Les extrêmes d’oscillation (verts) ne sont donc pas des extrêmes de vitesse (roses)…
… même si une oscillation linéaire les confond.
Le point rose en sens aller est l’extrême rapide, celui en sens retour, l’extrême lent.
Augmentation des extrêmes de vitesse
Autre cas de confusion possible, celui ou l’amplitude d’oscillation vaut 1/2 pas. Le retour d’oscillation sur place produit un arrêt quand on le développe. Si on amortit l’oscillation, elle forme une boucle. Là où le bassin marquait un arrêt, il marque désormais un recul.

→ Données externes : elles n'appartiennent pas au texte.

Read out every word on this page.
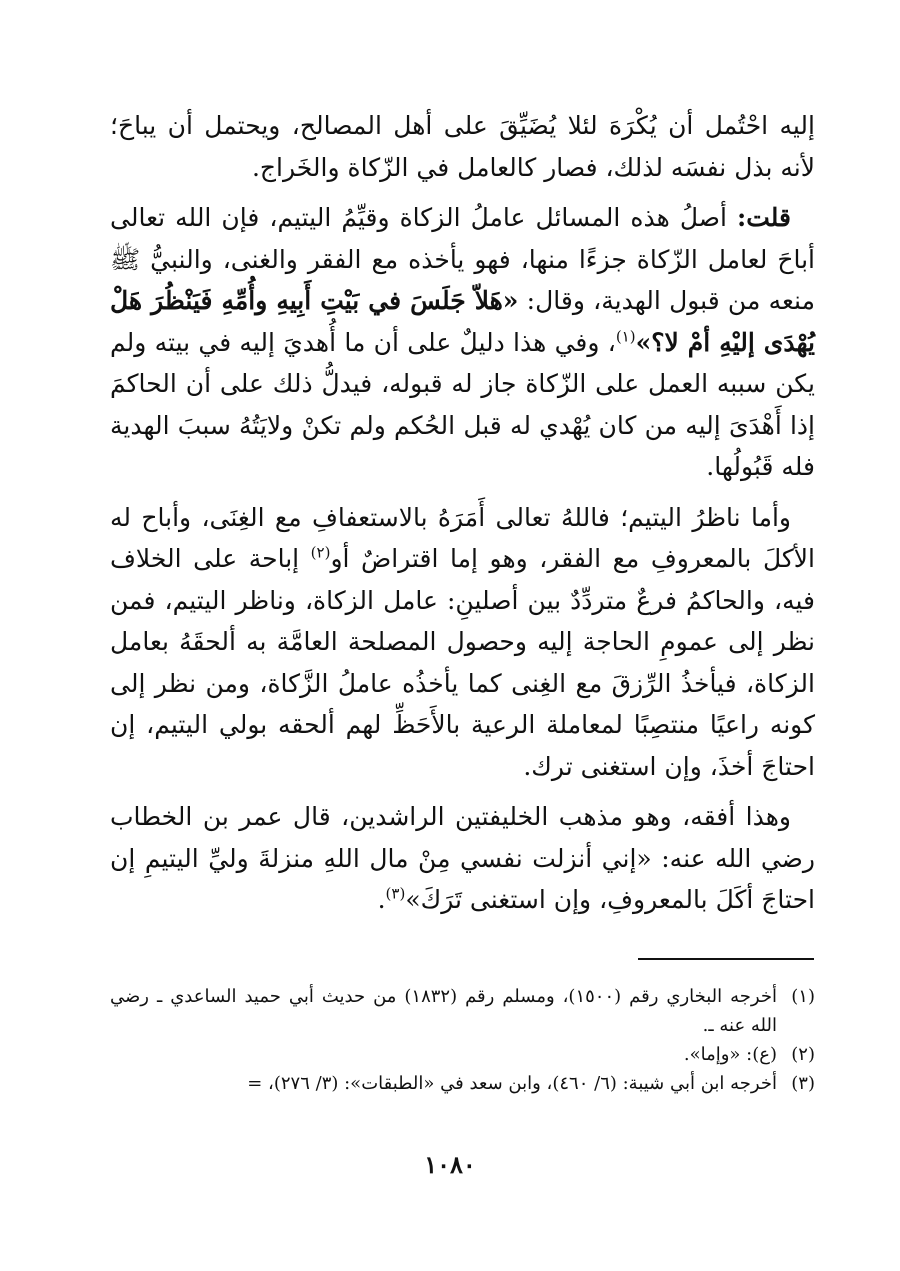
إليه احْتُمل أن يُكْرَهَ لئلا يُضَيِّقَ على أهل المصالح، ويحتمل أن يباحَ؛ لأنه بذل نفسَه لذلك، فصار كالعامل في الزّكاة والخَراج.

قلت: أصلُ هذه المسائل عاملُ الزكاة وقيِّمُ اليتيم، فإن الله تعالى أباحَ لعامل الزّكاة جزءًا منها، فهو يأخذه مع الفقر والغنى، والنبيُّ ﷺ منعه من قبول الهدية، وقال: «هَلاّ جَلَسَ في بَيْتِ أَبِيهِ وأُمِّهِ فَيَنْظُرَ هَلْ يُهْدَى إليْهِ أمْ لا؟»$^{(١)}$، وفي هذا دليلٌ على أن ما أُهديَ إليه في بيته ولم يكن سببه العمل على الزّكاة جاز له قبوله، فيدلُّ ذلك على أن الحاكمَ إذا أَهْدَىَ إليه من كان يُهْدي له قبل الحُكم ولم تكنْ ولايَتُهُ سببَ الهدية فله قَبُولُها.

وأما ناظرُ اليتيم؛ فاللهُ تعالى أَمَرَهُ بالاستعفافِ مع الغِنَى، وأباح له الأكلَ بالمعروفِ مع الفقر، وهو إما اقتراضٌ أو$^{(٢)}$ إباحة على الخلاف فيه، والحاكمُ فرعٌ متردِّدٌ بين أصلينِ: عامل الزكاة، وناظر اليتيم، فمن نظر إلى عمومِ الحاجة إليه وحصول المصلحة العامَّة به ألحقَهُ بعامل الزكاة، فيأخذُ الرِّزقَ مع الغِنى كما يأخذُه عاملُ الزَّكاة، ومن نظر إلى كونه راعيًا منتصِبًا لمعاملة الرعية بالأَحَظِّ لهم ألحقه بولي اليتيم، إن احتاجَ أخذَ، وإن استغنى ترك.

وهذا أفقه، وهو مذهب الخليفتين الراشدين، قال عمر بن الخطاب رضي الله عنه: «إني أنزلت نفسي مِنْ مال اللهِ منزلةَ وليِّ اليتيمِ إن احتاجَ أكَلَ بالمعروفِ، وإن استغنى تَرَكَ»$^{(٣)}$.

(١)
أخرجه البخاري رقم (١٥٠٠)، ومسلم رقم (١٨٣٢) من حديث أبي حميد الساعدي ـ رضي الله عنه ـ.
(٢)
(ع): «وإما».
(٣)
أخرجه ابن أبي شيبة: (٦/ ٤٦٠)، وابن سعد في «الطبقات»: (٣/ ٢٧٦)، =
١٠٨٠
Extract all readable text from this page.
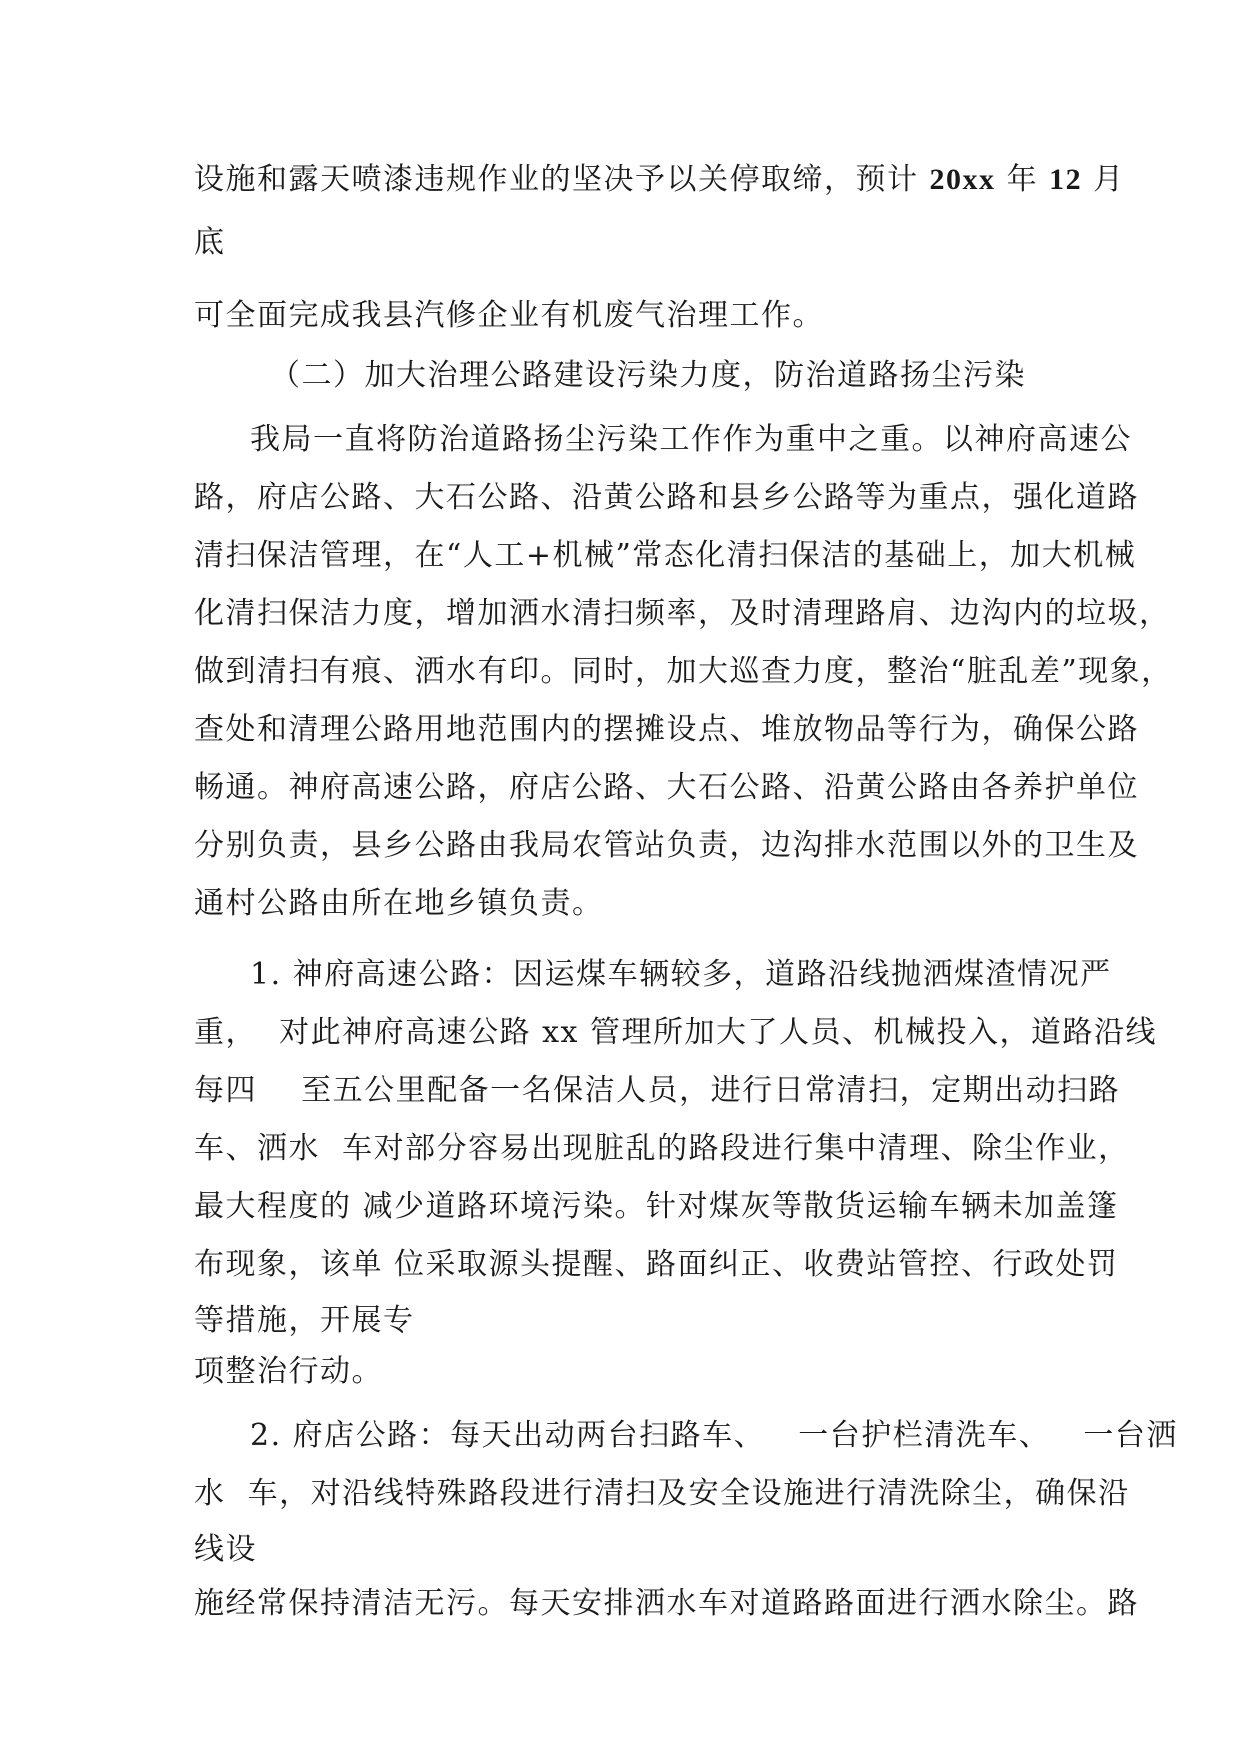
设施和露天喷漆违规作业的坚决予以关停取缔，预计 20xx 年 12 月
底
可全面完成我县汽修企业有机废气治理工作。
（二）加大治理公路建设污染力度，防治道路扬尘污染
我局一直将防治道路扬尘污染工作作为重中之重。以神府高速公
路，府店公路、大石公路、沿黄公路和县乡公路等为重点，强化道路
清扫保洁管理，在“人工+机械”常态化清扫保洁的基础上，加大机械
化清扫保洁力度，增加洒水清扫频率，及时清理路肩、边沟内的垃圾，
做到清扫有痕、洒水有印。同时，加大巡查力度，整治“脏乱差”现象，
查处和清理公路用地范围内的摆摊设点、堆放物品等行为，确保公路
畅通。神府高速公路，府店公路、大石公路、沿黄公路由各养护单位
分别负责，县乡公路由我局农管站负责，边沟排水范围以外的卫生及
通村公路由所在地乡镇负责。
1. 神府高速公路：因运煤车辆较多，道路沿线抛洒煤渣情况严
重，  对此神府高速公路 xx 管理所加大了人员、机械投入，道路沿线
每四    至五公里配备一名保洁人员，进行日常清扫，定期出动扫路
车、洒水  车对部分容易出现脏乱的路段进行集中清理、除尘作业，
最大程度的 减少道路环境污染。针对煤灰等散货运输车辆未加盖篷
布现象，该单 位采取源头提醒、路面纠正、收费站管控、行政处罚
等措施，开展专
项整治行动。
2. 府店公路：每天出动两台扫路车、   一台护栏清洗车、   一台洒
水  车，对沿线特殊路段进行清扫及安全设施进行清洗除尘，确保沿
线设
施经常保持清洁无污。每天安排洒水车对道路路面进行洒水除尘。路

De deux extrêmes de vitesse, on passe à quatre: deux quand le bassin avance, deux quand il recule.
Les points verts d’oscillation sont doubles, une boucle passant deux fois dessus (10-16, 22-4)
On peut observer pas à pas la formation du phénomène en faisant correspondre les schémas d’oscillations (linéaire et amorti) sur place et leur longueur développée. Les extrêmes de vitesse sont confondus avec les extrêmes d’oscillation si celle-ci est linéaire,…

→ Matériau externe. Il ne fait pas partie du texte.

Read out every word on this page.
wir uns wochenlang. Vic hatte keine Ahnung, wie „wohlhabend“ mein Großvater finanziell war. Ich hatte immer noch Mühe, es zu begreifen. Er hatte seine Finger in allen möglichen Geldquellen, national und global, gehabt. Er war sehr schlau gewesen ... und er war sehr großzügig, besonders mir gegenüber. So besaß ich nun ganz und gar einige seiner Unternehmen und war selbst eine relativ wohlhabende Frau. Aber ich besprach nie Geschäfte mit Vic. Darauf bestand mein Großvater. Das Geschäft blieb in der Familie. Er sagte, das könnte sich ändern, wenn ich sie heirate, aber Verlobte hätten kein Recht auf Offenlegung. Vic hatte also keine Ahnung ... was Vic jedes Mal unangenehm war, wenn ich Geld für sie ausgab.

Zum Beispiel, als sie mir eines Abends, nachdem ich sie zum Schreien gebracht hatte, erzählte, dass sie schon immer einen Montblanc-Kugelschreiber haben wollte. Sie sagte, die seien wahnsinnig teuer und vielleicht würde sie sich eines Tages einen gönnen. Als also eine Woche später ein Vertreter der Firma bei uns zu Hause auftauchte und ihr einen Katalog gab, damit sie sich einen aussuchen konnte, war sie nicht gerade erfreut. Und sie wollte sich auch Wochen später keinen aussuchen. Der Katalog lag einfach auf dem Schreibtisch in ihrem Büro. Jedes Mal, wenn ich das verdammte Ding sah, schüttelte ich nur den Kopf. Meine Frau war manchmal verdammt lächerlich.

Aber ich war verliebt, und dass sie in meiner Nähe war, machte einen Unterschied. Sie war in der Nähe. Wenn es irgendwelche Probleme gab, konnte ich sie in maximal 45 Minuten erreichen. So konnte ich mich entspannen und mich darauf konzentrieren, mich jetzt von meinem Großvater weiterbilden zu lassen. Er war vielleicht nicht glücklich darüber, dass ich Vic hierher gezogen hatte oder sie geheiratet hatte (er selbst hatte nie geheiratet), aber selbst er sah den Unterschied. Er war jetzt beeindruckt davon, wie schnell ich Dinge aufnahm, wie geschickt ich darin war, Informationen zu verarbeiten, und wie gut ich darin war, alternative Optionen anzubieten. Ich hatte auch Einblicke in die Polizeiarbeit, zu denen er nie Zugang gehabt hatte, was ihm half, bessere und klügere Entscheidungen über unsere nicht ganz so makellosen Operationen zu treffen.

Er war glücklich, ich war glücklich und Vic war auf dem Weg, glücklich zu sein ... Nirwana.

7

… décalés si elle est amortie.
De l’intérêt de chipoter
Certains animateurs feront remarquer, pas tout à fait à tort, que tout ceci est un peu chipoter.
Que, lorsqu’on anime une marche, on choisit un point de vue et on s’y tient, sans chercher à savoir si l’effet obtenu serait différent selon un autre point de vue.
D’ailleurs, à bien y regarder, ces différences d’effets ne concernent que quelques cas particuliers, ceux où le sens de déplacement se contredit en passant d’un cycle à l’autre, c’est à dire ceux dont l’amplitude d’oscillation vaut à peu près 1/2 pas.
C’est vrai.
Toutefois, des animateurs qui chipotent, il en existe. Et à ceux-là, il fallait bien répondre.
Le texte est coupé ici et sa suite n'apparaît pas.